Na verdade, tive uma conversa muito emocionante com minha mãe depois que fui diagnosticado, onde ela se desculpou comigo e disse: “Sinto muito. Eu não sabia. Eu realmente pensei que o TDAH era como garotinhos pulando.”
Jia Sung, 31
“Processei muito sofrimento em torno da falta de apoio que percebi tardiamente que tinha quando era um estudante problemático, quando era um adolescente muito deprimido. Há um acúmulo de sofrimento em torno disso”, disse Sung.

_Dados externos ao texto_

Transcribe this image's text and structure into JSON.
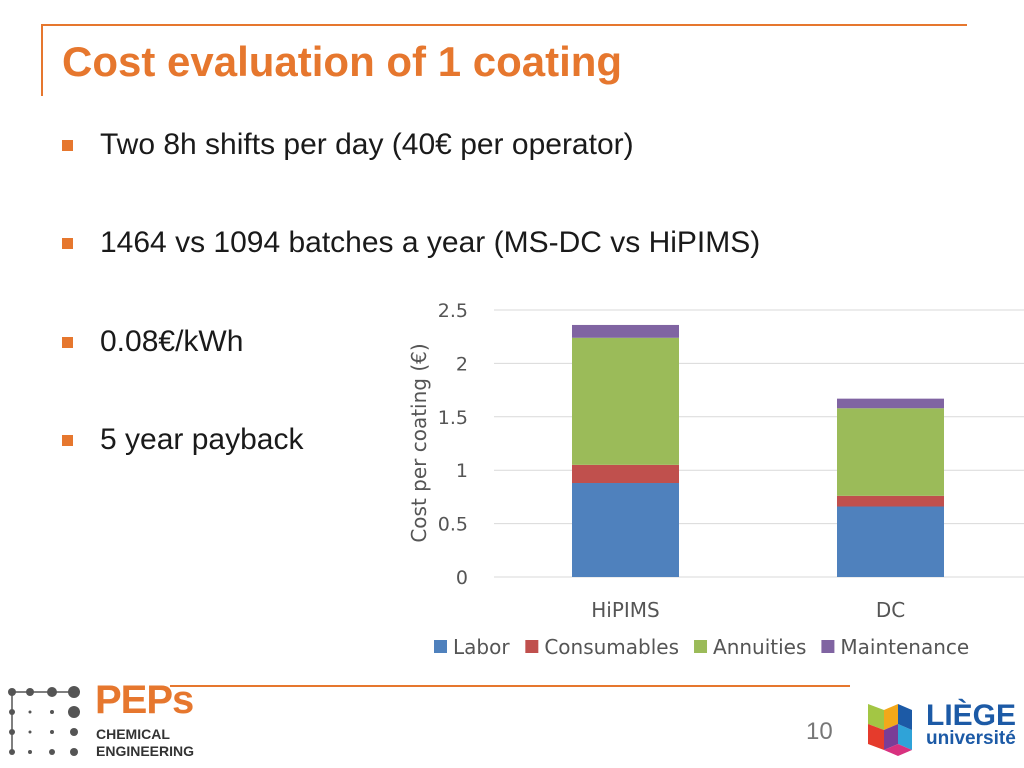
{
  "slide": {
    "title": "Cost evaluation of 1 coating",
    "bullets": [
      "Two 8h shifts per day (40€ per operator)",
      "1464 vs 1094 batches a year (MS-DC vs HiPIMS)",
      "0.08€/kWh",
      "5 year payback"
    ],
    "page_number": "10"
  },
  "footer": {
    "peps_name": "PEPs",
    "peps_line1": "CHEMICAL",
    "peps_line2": "ENGINEERING",
    "liege_name": "LIÈGE",
    "liege_sub": "université"
  },
  "colors": {
    "accent": "#e6772e",
    "labor": "#4f81bd",
    "consumables": "#c0504d",
    "annuities": "#9bbb59",
    "maintenance": "#8064a2",
    "liege_blue": "#1c5aa6"
  },
  "chart_data": {
    "type": "bar",
    "stacked": true,
    "categories": [
      "HiPIMS",
      "DC"
    ],
    "series": [
      {
        "name": "Labor",
        "values": [
          0.88,
          0.66
        ]
      },
      {
        "name": "Consumables",
        "values": [
          0.17,
          0.1
        ]
      },
      {
        "name": "Annuities",
        "values": [
          1.19,
          0.82
        ]
      },
      {
        "name": "Maintenance",
        "values": [
          0.12,
          0.09
        ]
      }
    ],
    "ylabel": "Cost per coating (€)",
    "ylim": [
      0,
      2.5
    ],
    "yticks": [
      "0",
      "0.5",
      "1",
      "1.5",
      "2",
      "2.5"
    ],
    "grid": true,
    "legend": "bottom"
  }
}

Um diagnóstico tardio na vida pode evocar emoções confusas sobre o senso de identidade e relacionamentos de uma pessoa. Tanto Sung quanto Solomon disseram que seus pais lamentaram não ter percebido os sinais de TDAH quando eram crianças.
A maior consciencialização pública sobre o TDAH, especialmente entre as mulheres e grupos minoritários, está a fazer com que mais adultos procurem um diagnóstico do que nunca.À medida que o estigma em torno do TDAH continua a diminuir e os profissionais de saúde se tornam mais bem equipados para avaliar e tratar a doença, essa tendência pode continuar.
“Sinto uma compaixão incrível pelas outras pessoas que estão passando por um diagnóstico tardio e pelas emoções que isso pode trazer à tona”, disse Sung. “Pode ser assustador sentir que a compreensão da sua identidade está mudando quando ela já deveria estar definida na idade adulta. Mas também há algo de bom nessa fluidez e nas diferentes lentes de compreensão de si mesmo.”
História editada por Daphne Lee e Nicole Kwan. Direção de arte de Amélia Manley. Ilustrações de Julie Bang, Tara Anand e Arif Qazi. Edições adicionais do conselho de revisão anti-preconceito da People Inc.
Este artigo foi atualizado em 24 de outubro de 2024 para refletir os dados mais recentes de TDAH em adultos nos EUA a partir de um relatório do CDC.